I am not experienced with php(i am new).
i am trying to use this code http://mach13.com/how-to-get-a-variable-name-as-a-string-in-php to find the name of a variable, but I keep getting:
Array to string conversion for the line :
$aDiffKeys = array_keys (array_diff_assoc ($aDefinedVars_0, $aDefinedVars));
and also i get "only variables should be passed by reference" when I use
var_name($a, get_defined_vars());
How can I make those messages disappear? Because the entire code is working(I get the desired output).
Here is the code
<?php
function var_name (&$iVar, &$aDefinedVars)
{
foreach ($aDefinedVars as $k=>$v)
$aDefinedVars_0[$k] = $v;
$iVarSave = $iVar;
$iVar =!$iVar;
$aDiffKeys = array_keys (array_diff_assoc ($aDefinedVars_0, $aDefinedVars));
$iVar = $iVarSave;
return $aDiffKeys[0];
}
$a=12;
echo var_name($a,get_defined_vars());
//ini_set('display_errors', '0');
?>
The Array to String conversion notice started in PHP v5.4.0. Since array_diff_assoc()
doesn't search recursively, it is notifying you that it found that one of the values in your array is also an array and it had to convert it to a string.
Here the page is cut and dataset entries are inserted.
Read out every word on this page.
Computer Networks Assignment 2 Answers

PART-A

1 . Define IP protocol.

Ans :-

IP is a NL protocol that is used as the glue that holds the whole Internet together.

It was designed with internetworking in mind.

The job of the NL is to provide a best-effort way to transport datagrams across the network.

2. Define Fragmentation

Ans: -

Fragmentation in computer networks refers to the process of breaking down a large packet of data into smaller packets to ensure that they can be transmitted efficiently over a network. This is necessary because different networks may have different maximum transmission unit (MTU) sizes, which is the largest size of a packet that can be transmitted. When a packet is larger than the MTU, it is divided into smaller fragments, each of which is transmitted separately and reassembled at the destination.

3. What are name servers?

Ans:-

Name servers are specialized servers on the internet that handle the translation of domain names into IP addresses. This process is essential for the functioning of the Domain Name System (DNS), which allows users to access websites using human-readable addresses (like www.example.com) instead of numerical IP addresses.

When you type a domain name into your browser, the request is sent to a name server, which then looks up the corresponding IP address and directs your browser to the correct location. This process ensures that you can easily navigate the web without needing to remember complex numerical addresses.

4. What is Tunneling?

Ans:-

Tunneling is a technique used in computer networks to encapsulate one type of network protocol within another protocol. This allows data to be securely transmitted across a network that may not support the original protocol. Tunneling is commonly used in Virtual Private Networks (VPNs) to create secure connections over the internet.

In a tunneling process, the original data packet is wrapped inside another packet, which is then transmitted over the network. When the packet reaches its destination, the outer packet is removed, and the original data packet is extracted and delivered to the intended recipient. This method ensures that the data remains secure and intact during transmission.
Here's an example on how to use array_diff_assoc()
for a multi-dimensional array... http://nl3.php.net/manual/en/function.array-diff-assoc.php#73972
Or perhaps switching out array_diff_assoc()
for array_diff_key()
would work for your purpose if you are only comparing the keys?
only variables should be passed by reference
You are passing the result of a function call as an argument. You aren't passing a variable.
$vars = get_defined_vars();
echo var_name($a,$vars);
Also, unless you're intentionally modifying one of the variables you shouldn't be passing it as a reference. That way any changes made are local to the function.